Cedric Mpobusingye.


Family businesses must build trust 

What you need to know:

According to PwC’s 2023 Uganda family business survey,  only 54 percent of family businesses are fully trusted by regulators.

Like elsewhere in developed and emerging economies, opportunity abounds for family businesses in Uganda. Family businesses contribute close to 70 percent of Gross Domestic Product. 

With global capital seeking suitable investment opportunities and government policy focusing on import substitution and value addition, among other initiatives, well-structured, profitable, and trusted family businesses in Uganda are poised to reap immense benefits for the long term. 

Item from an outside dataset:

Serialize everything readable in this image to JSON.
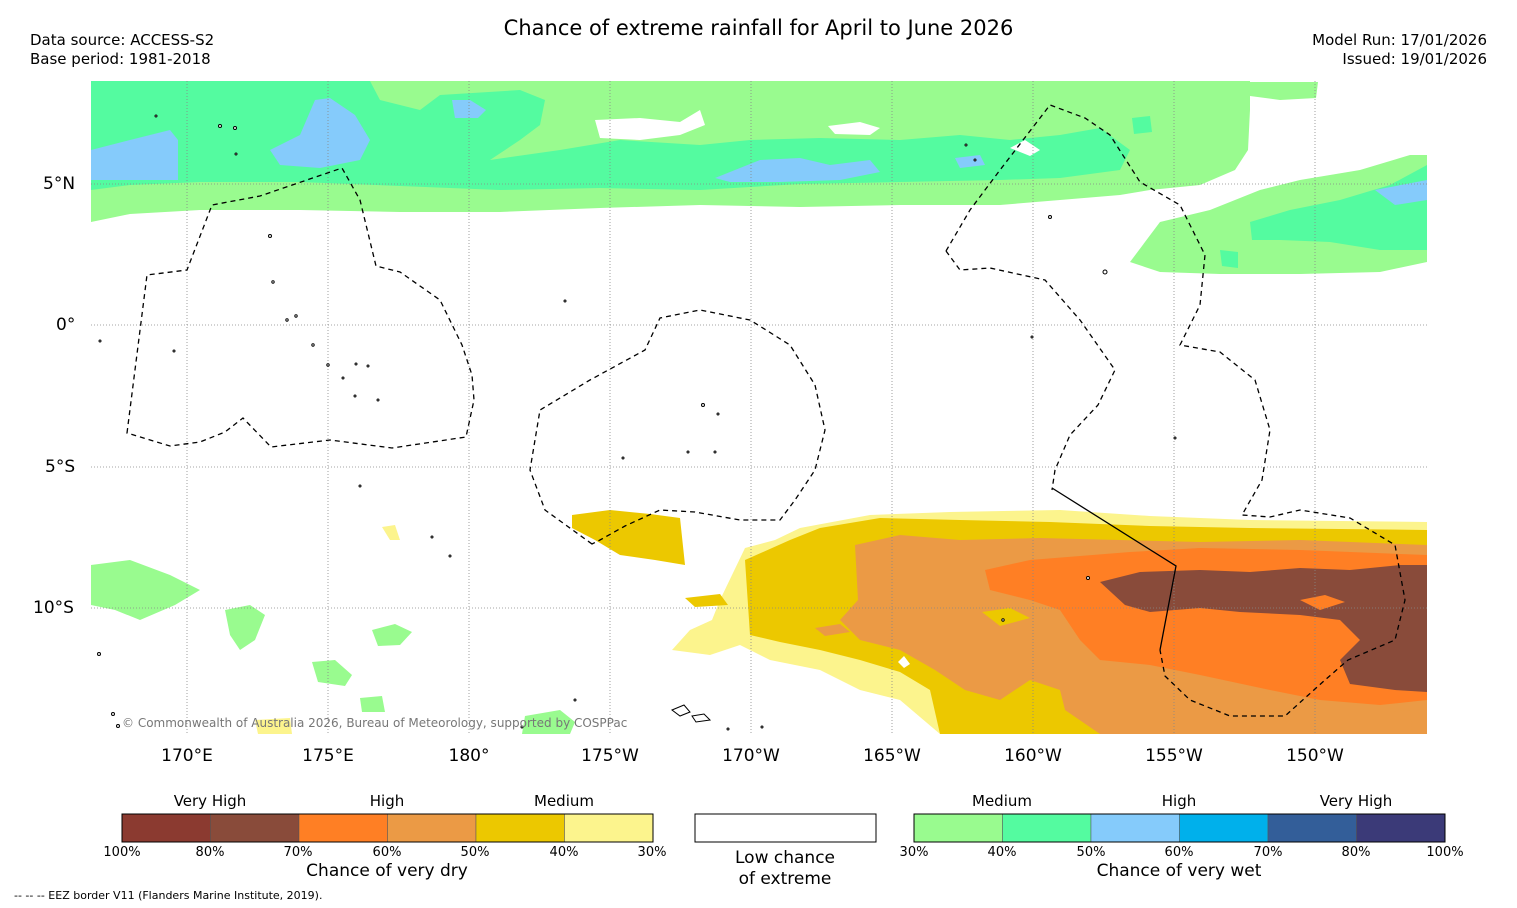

However, to achieve this, family businesses must appreciate the role that trust plays in attaining long term success. This holds true when looking at PwC’s 2023 Uganda Family Business survey results. 

Securing your legacy
The results show that whereas the top priority for 90 percent of respondents is to create a legacy and protect the family business as the most important family asset, only 63 percent of family businesses consider themselves fully trusted by their customers, employees, and family members. 

The results also show that only 54 percent of family businesses are fully trusted by regulators. They further reveal varying levels to which family businesses desire and value the trust of stakeholders: customers, 87 percent; employees, 70 percent; regulators, 87 percent and family members, 57 percent.

These results indicate an opportunity for family businesses.      
First, family businesses ought to recognise that trust is tangible and trust matters. It is a product of one’s integrity, the honesty of one’s intentions, and the actual results of one’s actions.

Being trusted engenders loyalty and confers trust dividends on the family business. For example, customer trust facilitates revenue growth and buttresses against competition, an important aspect considering that 64% of family businesses expect growth in the next two years. 

Employee trust builds and sustains morale, strengthens a sense of belonging, unlocks employee creativity and innovation, and stems attrition. Regulator trust facilitates compliance and helps influence policy formulation. Family trust engenders family cohesion, particularly important for no amount of business success can compensate for family failure. 

Crest Foam, a Uganda-based family business first opened its doors in 1987. It now produces a range of mattresses, pillows and cushions. PHOTO / Edgar R. Batte

Second, bridging the trust gap, the gap between the desired level of trust and the actual trust with each stakeholder, is of utmost importance. The opportunity for family businesses here is to introspect and ask constructive questions: why aren’t we fully trusted by our customers? What does this mean for our competitive advantage? Are we vulnerable to competition? If our talented employees do not fully trust us, do we risk losing them? What would this mean for our ability to create, innovate, and remain competitive? What should we do to improve our trust score with regulators? 

Are we using fair means to compete? Is the continuity of our business at risk of regulatory non-compliance? Is there sufficient cohesion in our family? What does our family trust score mean for the transgenerational resilience of the family business? Does our family have a shared vision for the family business? Do we have robust family governance structures to protect the interface between the family and family business? 

There are many more questions that family businesses should introspect on. However, both owners and managers should have the courage to ask the right questions, even when they don’t have the answers. 

Doing so will activate awareness which in turn should inform behaviour changes that improve family cohesion and the prospects of the family business.      

Ultimately, to reap the benefits, family businesses should introspect on the most important questions: Are we trusted, and are we trust-worthy? And if not, what must we do to improve our trust score?    

Cedric Mpobusingye is a partner at PricewaterhouseCoopers.